Weston might not have had hooves but this isn’t the first time he’s put me in a position to question my worth.
I assume there’s something wrong with me because I still stayed with him.
I waited for him to call me ugly to my face to stand up for myself and there’s no worse feeling than the self-betrayal.
“I found him on Hinge last month and didn’t break up with him.”
“GERALYNN!”
Her admonishment only makes it worse, but I deserve it. Ladies, if you’re ever in that situation, that man needs to go. I had to learn the hard way.
“He had his preferences set to blondes.”
“That’s it, I’m calling my brother.”
“What?” I shoot up from Nicki’s shoulder.
Which brother?

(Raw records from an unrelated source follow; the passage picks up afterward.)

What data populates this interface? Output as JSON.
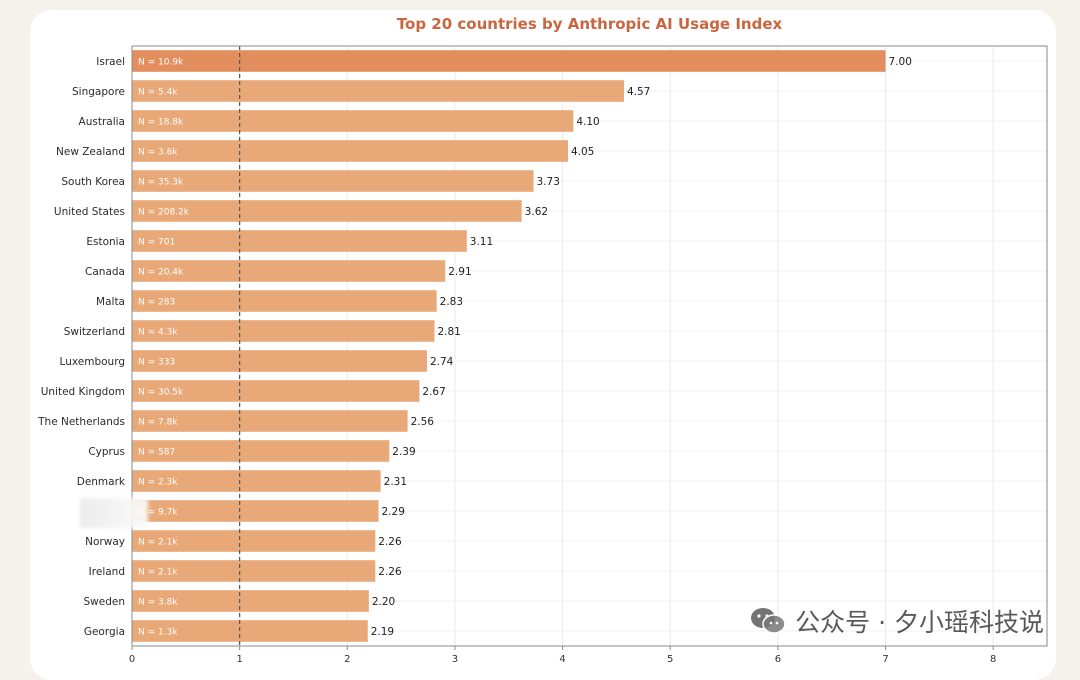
{
  "chart_data": {
    "type": "bar",
    "orientation": "horizontal",
    "title": "Top 20 countries by Anthropic AI Usage Index",
    "categories": [
      "Israel",
      "Singapore",
      "Australia",
      "New Zealand",
      "South Korea",
      "United States",
      "Estonia",
      "Canada",
      "Malta",
      "Switzerland",
      "Luxembourg",
      "United Kingdom",
      "The Netherlands",
      "Cyprus",
      "Denmark",
      "",
      "Norway",
      "Ireland",
      "Sweden",
      "Georgia"
    ],
    "values": [
      7.0,
      4.57,
      4.1,
      4.05,
      3.73,
      3.62,
      3.11,
      2.91,
      2.83,
      2.81,
      2.74,
      2.67,
      2.56,
      2.39,
      2.31,
      2.29,
      2.26,
      2.26,
      2.2,
      2.19
    ],
    "value_labels": [
      "7.00",
      "4.57",
      "4.10",
      "4.05",
      "3.73",
      "3.62",
      "3.11",
      "2.91",
      "2.83",
      "2.81",
      "2.74",
      "2.67",
      "2.56",
      "2.39",
      "2.31",
      "2.29",
      "2.26",
      "2.26",
      "2.20",
      "2.19"
    ],
    "n_labels": [
      "N = 10.9k",
      "N = 5.4k",
      "N = 18.8k",
      "N = 3.6k",
      "N = 35.3k",
      "N = 208.2k",
      "N = 701",
      "N = 20.4k",
      "N = 283",
      "N = 4.3k",
      "N = 333",
      "N = 30.5k",
      "N = 7.8k",
      "N = 587",
      "N = 2.3k",
      "N = 9.7k",
      "N = 2.1k",
      "N = 2.1k",
      "N = 3.8k",
      "N = 1.3k"
    ],
    "xlim": [
      0,
      8.5
    ],
    "xticks": [
      0,
      1,
      2,
      3,
      4,
      5,
      6,
      7,
      8
    ],
    "reference_line": 1,
    "grid": true,
    "colors": {
      "bar": "#e8a877",
      "bar_top": "#e38e5e",
      "title": "#c9653f",
      "ref_line": "#555555"
    }
  },
  "watermark": {
    "text": "公众号 · 夕小瑶科技说",
    "icon": "wechat-icon"
  }
}
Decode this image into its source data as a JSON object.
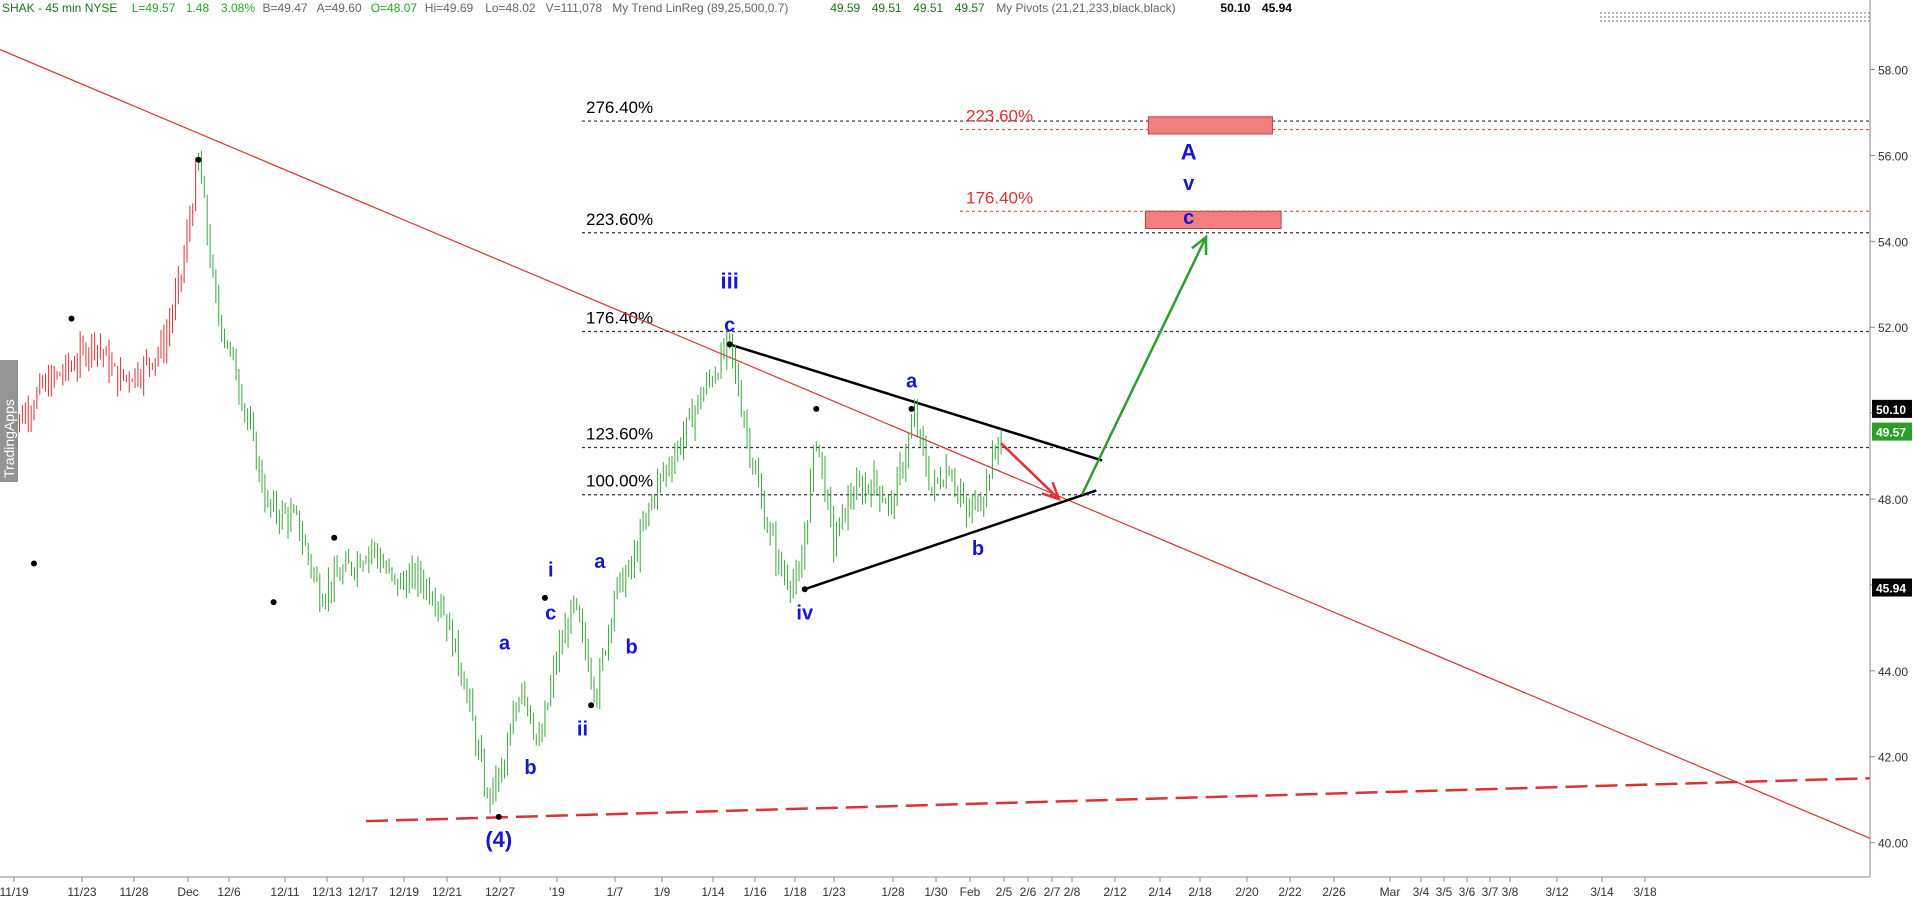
{
  "header": {
    "items": [
      {
        "text": "SHAK - 45 min  NYSE",
        "color": "#1a7a1a"
      },
      {
        "text": "L=49.57",
        "color": "#22aa22"
      },
      {
        "text": "1.48",
        "color": "#22aa22"
      },
      {
        "text": "3.08%",
        "color": "#22aa22"
      },
      {
        "text": "B=49.47",
        "color": "#666666"
      },
      {
        "text": "A=49.60",
        "color": "#666666"
      },
      {
        "text": "O=48.07",
        "color": "#22aa22"
      },
      {
        "text": "Hi=49.69",
        "color": "#666666"
      },
      {
        "text": "Lo=48.02",
        "color": "#666666"
      },
      {
        "text": "V=111,078",
        "color": "#666666"
      },
      {
        "text": "My  Trend  LinReg (89,25,500,0.7)",
        "color": "#666666"
      },
      {
        "text": "49.59",
        "color": "#1a7a1a"
      },
      {
        "text": "49.51",
        "color": "#1a7a1a"
      },
      {
        "text": "49.51",
        "color": "#1a7a1a"
      },
      {
        "text": "49.57",
        "color": "#1a7a1a"
      },
      {
        "text": "My  Pivots (21,21,233,black,black)",
        "color": "#666666"
      },
      {
        "text": "50.10",
        "color": "#000000"
      },
      {
        "text": "45.94",
        "color": "#000000"
      }
    ]
  },
  "watermark": "TradingApps",
  "chart_data": {
    "type": "candlestick",
    "symbol": "SHAK",
    "timeframe": "45 min",
    "ylim": [
      39.2,
      59.2
    ],
    "y_ticks": [
      "40.00",
      "42.00",
      "44.00",
      "46.00",
      "48.00",
      "50.00",
      "52.00",
      "54.00",
      "56.00",
      "58.00"
    ],
    "x_ticks": [
      "11/19",
      "11/23",
      "11/28",
      "Dec",
      "12/6",
      "12/11",
      "12/13",
      "12/17",
      "12/19",
      "12/21",
      "12/27",
      "'19",
      "1/7",
      "1/9",
      "1/14",
      "1/16",
      "1/18",
      "1/23",
      "1/28",
      "1/30",
      "Feb",
      "2/5",
      "2/6",
      "2/7",
      "2/8",
      "2/12",
      "2/14",
      "2/18",
      "2/20",
      "2/22",
      "2/26",
      "Mar",
      "3/4",
      "3/5",
      "3/6",
      "3/7",
      "3/8",
      "3/12",
      "3/14",
      "3/18"
    ],
    "price_path": [
      {
        "i": 0,
        "p": 49.5
      },
      {
        "i": 12,
        "p": 50.6
      },
      {
        "i": 22,
        "p": 51.1
      },
      {
        "i": 30,
        "p": 51.7
      },
      {
        "i": 38,
        "p": 50.8
      },
      {
        "i": 46,
        "p": 51.0
      },
      {
        "i": 54,
        "p": 51.6
      },
      {
        "i": 60,
        "p": 53.2
      },
      {
        "i": 66,
        "p": 55.9
      },
      {
        "i": 72,
        "p": 52.5
      },
      {
        "i": 80,
        "p": 50.7
      },
      {
        "i": 90,
        "p": 47.8
      },
      {
        "i": 100,
        "p": 47.5
      },
      {
        "i": 108,
        "p": 45.8
      },
      {
        "i": 118,
        "p": 46.4
      },
      {
        "i": 126,
        "p": 46.9
      },
      {
        "i": 134,
        "p": 46.0
      },
      {
        "i": 142,
        "p": 46.2
      },
      {
        "i": 150,
        "p": 45.6
      },
      {
        "i": 158,
        "p": 43.8
      },
      {
        "i": 166,
        "p": 41.0
      },
      {
        "i": 172,
        "p": 41.8
      },
      {
        "i": 178,
        "p": 43.8
      },
      {
        "i": 184,
        "p": 42.2
      },
      {
        "i": 190,
        "p": 44.3
      },
      {
        "i": 196,
        "p": 45.5
      },
      {
        "i": 204,
        "p": 43.5
      },
      {
        "i": 210,
        "p": 45.8
      },
      {
        "i": 216,
        "p": 46.4
      },
      {
        "i": 224,
        "p": 48.2
      },
      {
        "i": 232,
        "p": 49.2
      },
      {
        "i": 240,
        "p": 50.4
      },
      {
        "i": 250,
        "p": 51.6
      },
      {
        "i": 256,
        "p": 49.5
      },
      {
        "i": 262,
        "p": 47.6
      },
      {
        "i": 268,
        "p": 46.3
      },
      {
        "i": 274,
        "p": 46.0
      },
      {
        "i": 280,
        "p": 49.5
      },
      {
        "i": 286,
        "p": 47.0
      },
      {
        "i": 292,
        "p": 48.1
      },
      {
        "i": 300,
        "p": 48.4
      },
      {
        "i": 306,
        "p": 47.8
      },
      {
        "i": 314,
        "p": 49.9
      },
      {
        "i": 320,
        "p": 48.2
      },
      {
        "i": 326,
        "p": 48.8
      },
      {
        "i": 332,
        "p": 47.6
      },
      {
        "i": 338,
        "p": 48.2
      },
      {
        "i": 344,
        "p": 49.6
      }
    ],
    "up_color": "#3aa83a",
    "down_color": "#e03030",
    "red_until_index": 66,
    "dates_visible_bars": 345,
    "last_price": "49.57",
    "pivot_high": "50.10",
    "pivot_low": "45.94",
    "fib_levels": [
      {
        "label": "276.40%",
        "value": 56.8
      },
      {
        "label": "223.60%",
        "value": 54.2
      },
      {
        "label": "176.40%",
        "value": 51.9
      },
      {
        "label": "123.60%",
        "value": 49.2
      },
      {
        "label": "100.00%",
        "value": 48.1
      }
    ],
    "fib_levels_red": [
      {
        "label": "223.60%",
        "value": 56.6
      },
      {
        "label": "176.40%",
        "value": 54.7
      }
    ],
    "target_boxes": [
      {
        "from_index": 395,
        "to_index": 438,
        "y_low": 56.5,
        "y_high": 56.9
      },
      {
        "from_index": 394,
        "to_index": 441,
        "y_low": 54.3,
        "y_high": 54.7
      }
    ],
    "trendline_red": {
      "start": {
        "i": -4,
        "p": 58.5
      },
      "end": {
        "i": 645,
        "p": 40.1
      }
    },
    "trendline_red_dashed": {
      "start": {
        "i": 124,
        "p": 40.5
      },
      "end": {
        "i": 645,
        "p": 41.5
      }
    },
    "triangle_upper": {
      "start": {
        "i": 250,
        "p": 51.6
      },
      "end": {
        "i": 379,
        "p": 48.9
      }
    },
    "triangle_lower": {
      "start": {
        "i": 276,
        "p": 45.9
      },
      "end": {
        "i": 377,
        "p": 48.2
      }
    },
    "arrow_red": {
      "start": {
        "i": 344,
        "p": 49.3
      },
      "end": {
        "i": 364,
        "p": 48.0
      }
    },
    "arrow_green": {
      "start": {
        "i": 372,
        "p": 48.1
      },
      "end": {
        "i": 415,
        "p": 54.1
      }
    },
    "wave_labels": [
      {
        "text": "(4)",
        "i": 170,
        "p": 39.9,
        "size": 22
      },
      {
        "text": "a",
        "i": 172,
        "p": 44.5,
        "size": 20
      },
      {
        "text": "b",
        "i": 181,
        "p": 41.6,
        "size": 20
      },
      {
        "text": "i",
        "i": 188,
        "p": 46.2,
        "size": 20
      },
      {
        "text": "c",
        "i": 188,
        "p": 45.2,
        "size": 20
      },
      {
        "text": "ii",
        "i": 199,
        "p": 42.5,
        "size": 20
      },
      {
        "text": "a",
        "i": 205,
        "p": 46.4,
        "size": 20
      },
      {
        "text": "b",
        "i": 216,
        "p": 44.4,
        "size": 20
      },
      {
        "text": "iii",
        "i": 250,
        "p": 52.9,
        "size": 22
      },
      {
        "text": "c",
        "i": 250,
        "p": 51.9,
        "size": 20
      },
      {
        "text": "iv",
        "i": 276,
        "p": 45.2,
        "size": 20
      },
      {
        "text": "a",
        "i": 313,
        "p": 50.6,
        "size": 20
      },
      {
        "text": "b",
        "i": 336,
        "p": 46.7,
        "size": 20
      },
      {
        "text": "A",
        "i": 409,
        "p": 55.9,
        "size": 22
      },
      {
        "text": "v",
        "i": 409,
        "p": 55.2,
        "size": 20
      },
      {
        "text": "c",
        "i": 409,
        "p": 54.4,
        "size": 20
      }
    ]
  }
}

I’ve snuck around trying to stay invisible around Nicki’s terrifying brothers whenever I’ve had the experience of hanging around them.
They’re much older than she is and too wrapped up in themselves to know their youngest sister's best friends by name.
“I can have Weston killed.”
“Nicki, you’re joking.”
“Of course!” she says laughing awkwardly. “What, do you think I’m in the mob or something? I have a much better idea.”
“Like what?”
“Bar tonight. I still have to call my brother, though. I’m not allowed to go anywhere anymore without his supervision.”
“Are you going to tell me why?” I ask her.
Nicki puffs on her joint and passes it to me.
“Nope,” she says. “But you look like you need a smoke, sister.”
“I don’t condone this unhealthy behavior.”
“I’m not asking you to condone it, queen. I’m asking you to smoke it,” Nicki Taviani says, handing me her freshly rolled joint with its orange, burning tip.